No entanto, não creio que a opinião pública se tenha voltado contra o projeto europeu no seu todo. Pelo contrário, muitas pessoas têm agora grandes problemas por causa do caminho que esse mesmo projeto tomou. Única coisa que querem é que a política, incluindo a política europeia, se reorganize em torno das realidades da sua vida quotidiana. Querem ter, outra vez, um pouco de poder sobre o seu próprio mundo.

O Conselho Europeu para as Relações Externas comparou, por vezes, a Europa atual aos enormes herbívoros que povoavam o mundo na pré-história: gigantescos em tudo, mas sem nenhuma agressividade.

Não tenhamos ilusões: a Europa é, de facto, quando se trata de ambição a nível mundial, um animal preguiçoso que nunca se mexerá, da mesma maneira que nunca desempenhará um papel importante na cena internacional se, de vez em quando, não lhe dermos, a partir do exterior, uns golpes de esporas ou umas palmadas nos quartos traseiros. Ao mesmo tempo, a atual ordem mundial, deixou de ser estável e serena, não permitindo à Europa contentar-se com o facto de ser Europa.

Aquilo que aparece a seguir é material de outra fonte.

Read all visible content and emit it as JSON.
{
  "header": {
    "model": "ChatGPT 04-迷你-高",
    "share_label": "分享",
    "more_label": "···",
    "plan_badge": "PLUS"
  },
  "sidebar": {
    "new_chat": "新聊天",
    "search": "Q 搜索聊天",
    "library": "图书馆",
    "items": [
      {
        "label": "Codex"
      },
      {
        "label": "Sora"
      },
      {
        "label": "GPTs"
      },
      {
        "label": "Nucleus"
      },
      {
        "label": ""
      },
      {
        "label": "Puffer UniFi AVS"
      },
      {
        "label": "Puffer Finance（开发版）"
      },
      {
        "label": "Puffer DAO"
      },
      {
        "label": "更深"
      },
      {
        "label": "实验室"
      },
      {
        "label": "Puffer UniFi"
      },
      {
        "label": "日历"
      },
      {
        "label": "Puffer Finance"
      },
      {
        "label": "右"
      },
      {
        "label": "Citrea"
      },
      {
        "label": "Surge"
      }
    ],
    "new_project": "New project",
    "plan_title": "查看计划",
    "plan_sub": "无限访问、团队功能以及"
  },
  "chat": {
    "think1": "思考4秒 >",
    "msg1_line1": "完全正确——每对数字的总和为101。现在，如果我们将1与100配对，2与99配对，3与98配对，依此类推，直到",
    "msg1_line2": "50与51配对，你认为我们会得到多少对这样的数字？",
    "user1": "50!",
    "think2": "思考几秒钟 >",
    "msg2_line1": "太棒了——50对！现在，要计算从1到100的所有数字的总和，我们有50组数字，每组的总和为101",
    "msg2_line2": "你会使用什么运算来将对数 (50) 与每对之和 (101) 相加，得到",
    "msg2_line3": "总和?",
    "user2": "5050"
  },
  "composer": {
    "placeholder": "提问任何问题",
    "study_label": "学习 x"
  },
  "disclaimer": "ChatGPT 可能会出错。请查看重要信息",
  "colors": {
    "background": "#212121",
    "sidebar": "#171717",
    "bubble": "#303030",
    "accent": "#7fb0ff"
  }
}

Por isso, a Europa precisa de se tornar forte. Antes de mais, no seu próprio interesse. Está a nascer um novo mundo, que inclui a China, os Estados Unidos, o Japão, a Índia e, talvez, também o Brasil. Se a União Europeia não for reconhecida como um ator de pleno direito, tornar-se-á uma presa fácil para as outras potências. Em vez de ser um farol de esperança, um exemplo na ordem internacional, tornar-se-á vazia, palco em chamas da violência entre os Estados e, sobretudo, entre os não-Estados.

Preguiça é o nosso maior inimigo

Isto significa que devemos politizar a Europa. Politizá-la verdadeiramente. Incluindo neste processo os partidos de protesto. Devemos exigi-lo às instituições, devemos amá-lo e detestá-lo, devemos comprometer-nos inteiramente nele. Se queremos salvar a ideia europeia, temos de ir para além da unidade financeira ou institucional. Para isso, é necessário um despertar político e cultural profundo. É necessário criar, ao nível europeu, uma nova unidade pública, como aconteceu no plano nacional em muitos países no século XIX. É aqui que reside o maior atraso da União, é a isto que é necessário dar prioridade absoluta, porque nada é possível sem esta unidade pública.

Importa agora, muito mais do que no passado, colocar estas discussões europeias na arena nacional. É aí que os eleitores se sentem mais à vontade. E, depois, será possível traçar, sempre que necessário, novas linhas em direção à arena política europeia. A democratização europeia, apesar das boas intenções, até agora, não foi conseguida. Pior, criou um fosso cada vez maior entre a política nacional e a política europeia. A responsabilidade nesta matéria cabe, nomeadamente, aos políticos no plano nacional que, nos últimos anos, reivindicaram em proveito próprios sucessos europeus demasiado fáceis, rejeitando os pontos nefrálgicos nacionais sobre a Europa. Mas esta mesma responsabilidade também nos cabe a todos, eleitores.

Resta-nos ainda um pouco de tempo, no Ocidente, talvez uma vintena de anos, para adaptarmos as nossas instituições ao século XX. Mais uma vez, temos a possibilidade de despertar a Europa, a oportunidade de aprofundar a União Europeia e de a democratizarmos, de enriquecermos a nossa qualidade de vida, de darmos um novo caminho ao projeto europeu. Resta-nos ainda um pouco de tempo para revermos os nossos velhos esquemas de pensamento. Atualmente, a preguiça é o nosso pior inimigo. É apenas isto, precisamos de sair deste bloco de gelo. Já conseguimos tantas coisas. E podemos perder tantas outras.

Excerto do ensaio “The State of the European Uniom” [O Estado da União Europeia], pronunciado no dia 5 de maio perante o Parlamento holandês, no Groene Amsterdammer.